Once the pandemic subsides, hotels will go back to the business of using technology to further reduce friction often by taking more people of the equation. As this evolves, there will still be a need to have people available to help guide guests through the check-in process, or at least greet guests upon their arrival to make a more personal connection.
Pre-Stay Communication and Welcome Messages
Pre-stay communication is being utilized to a greater extent to warn guests about any special circumstances they may encounter during their stays. Once the pandemic subsides, the practice of communicating with guests before, during, and after their stays, is something we can expect will remain. This may take the form of asking guests about their preferences, reason for travel, or simply informing guests about the features and benefits of the hotel. Relationship building between guests and the hotel is more likely to rely on this type of mediated communication.

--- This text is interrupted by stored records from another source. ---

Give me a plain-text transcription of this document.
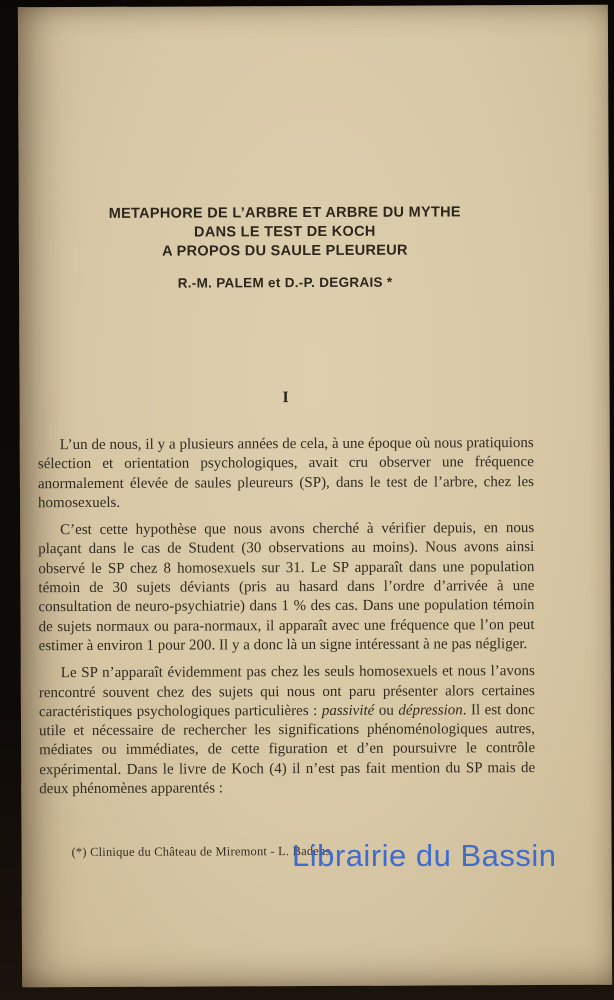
METAPHORE DE L’ARBRE ET ARBRE DU MYTHE
DANS LE TEST DE KOCH
A PROPOS DU SAULE PLEUREUR
R.-M. PALEM et D.-P. DEGRAIS *
I

L’un de nous, il y a plusieurs années de cela, à une époque où nous pratiquions sélection et orientation psychologiques, avait cru observer une fréquence anormalement élevée de saules pleureurs (SP), dans le test de l’arbre, chez les homosexuels.

C’est cette hypothèse que nous avons cherché à vérifier depuis, en nous plaçant dans le cas de Student (30 observations au moins). Nous avons ainsi observé le SP chez 8 homosexuels sur 31. Le SP apparaît dans une population témoin de 30 sujets déviants (pris au hasard dans l’ordre d’arrivée à une consultation de neuro-psychiatrie) dans 1 % des cas. Dans une population témoin de sujets normaux ou para-normaux, il apparaît avec une fréquence que l’on peut estimer à environ 1 pour 200. Il y a donc là un signe intéressant à ne pas négliger.

Le SP n’apparaît évidemment pas chez les seuls homosexuels et nous l’avons rencontré souvent chez des sujets qui nous ont paru présenter alors certaines caractéristiques psychologiques particulières : passivité ou dépression. Il est donc utile et nécessaire de rechercher les significations phénoménologiques autres, médiates ou immédiates, de cette figuration et d’en poursuivre le contrôle expérimental. Dans le livre de Koch (4) il n’est pas fait mention du SP mais de deux phénomènes apparentés :

(*) Clinique du Château de Miremont - L. Badens
Librairie du Bassin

Immediate Feedback Through Mobile Devices
The gap between the time a guest stays at a hotel and can provide feedback has continued to close. Many hotels now give guests the opportunity to provide real-time feedback through their mobile devices. Hotels want to avoid the occasional bad review by addressing issues on the spot. Real-time guest feedback gives hotels an opportunity to respond to guest concerns as they arise rather than hearing about problems after the fact through either a guest survey or a bad review on social media.

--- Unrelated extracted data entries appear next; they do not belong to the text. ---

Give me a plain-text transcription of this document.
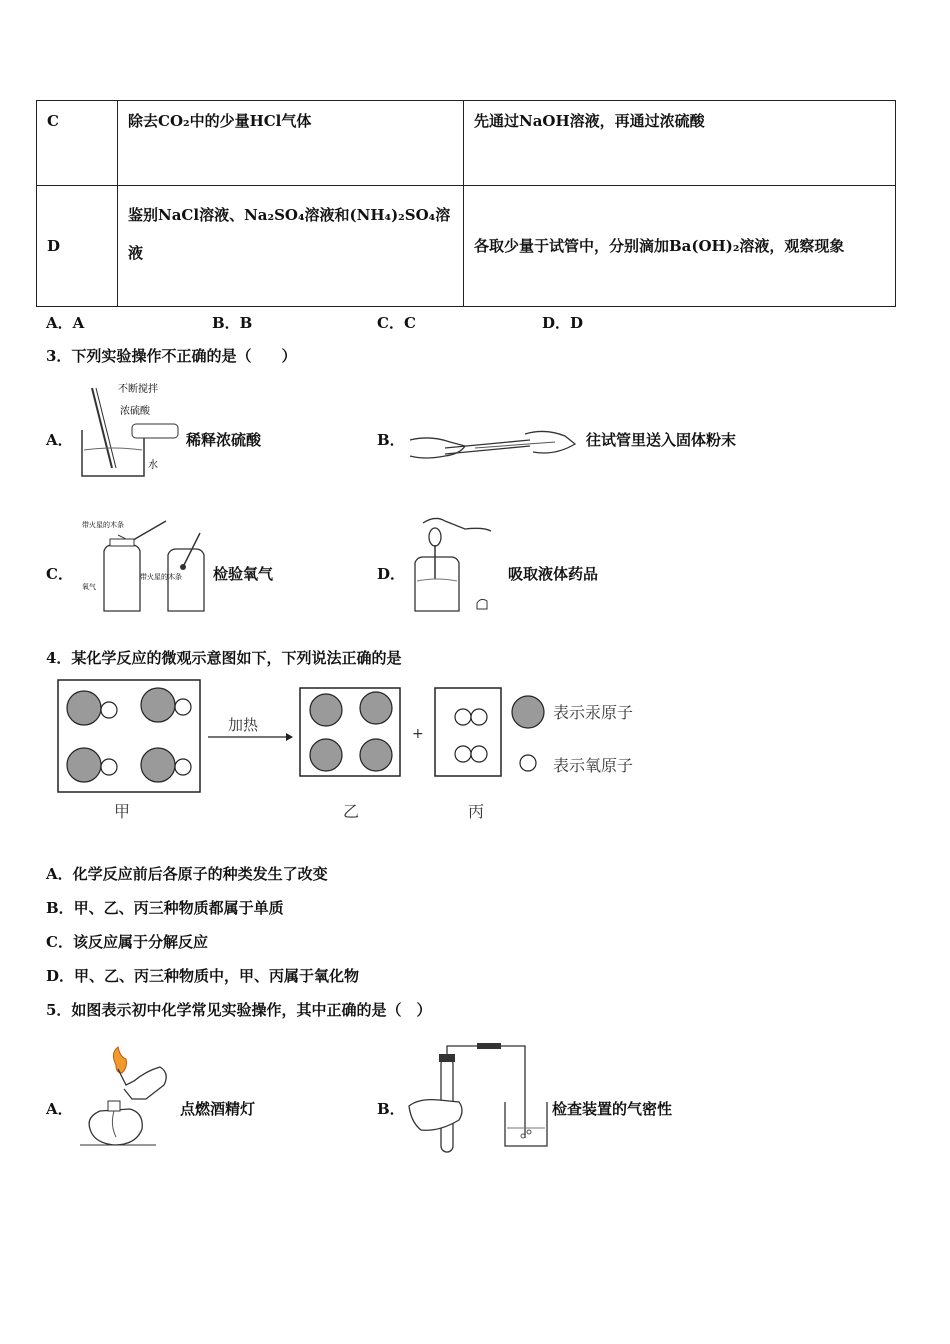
C	除去CO₂中的少量HCl气体	先通过NaOH溶液，再通过浓硫酸
D	鉴别NaCl溶液、Na₂SO₄溶液和(NH₄)₂SO₄溶液	各取少量于试管中，分别滴加Ba(OH)₂溶液，观察现象
A．A	B．B	C．C	D．D
3．下列实验操作不正确的是（　　）
A．
不断搅拌
浓硫酸
水
稀释浓硫酸	B．	往试管里送入固体粉末
C．
带火星的木条
氧气
带火星的木条 检验氧气	D．	吸取液体药品
4．某化学反应的微观示意图如下，下列说法正确的是
加热	+
表示汞原子
表示氧原子
甲	乙	丙
A．化学反应前后各原子的种类发生了改变
B．甲、乙、丙三种物质都属于单质
C．该反应属于分解反应
D．甲、乙、丙三种物质中，甲、丙属于氧化物
5．如图表示初中化学常见实验操作，其中正确的是（　）
A．	点燃酒精灯	B．	检查装置的气密性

Blending Hi-Tech and Hi-Touch for the Optimal Brand Experience
While none of us expect things to fully revert to the way things were, the pandemic has accelerated the shift toward removing people from the hospitality experience. Given the tech-reliance of the Millennial traveler, the evolving nature of technological advancements in hospitality, and the desire to trim operating costs, it was bound to happen anyway.
The danger is that people generally do not feel an emotional connection to a physical structure, but rather to the experiences they have and the people who deliver those experiences. If the role of people is going to be significantly reduced, hotels run the risk of losing their personalities. People deliver the brand experience, not buildings or even technology.
The evolving technology is going to require hotel workers to re-define their roles and force brands to use technology to personalize experiences. What remains in question is whether robots can provide the same level of connection, or whether technology-driven concierge services can provide the same strong recommendations that people who have actual experience and familiarity can provide.
At some point, it may be that it is not either/or but rather finding the inflection point where the right blend of people and technology create the optimal guest experience.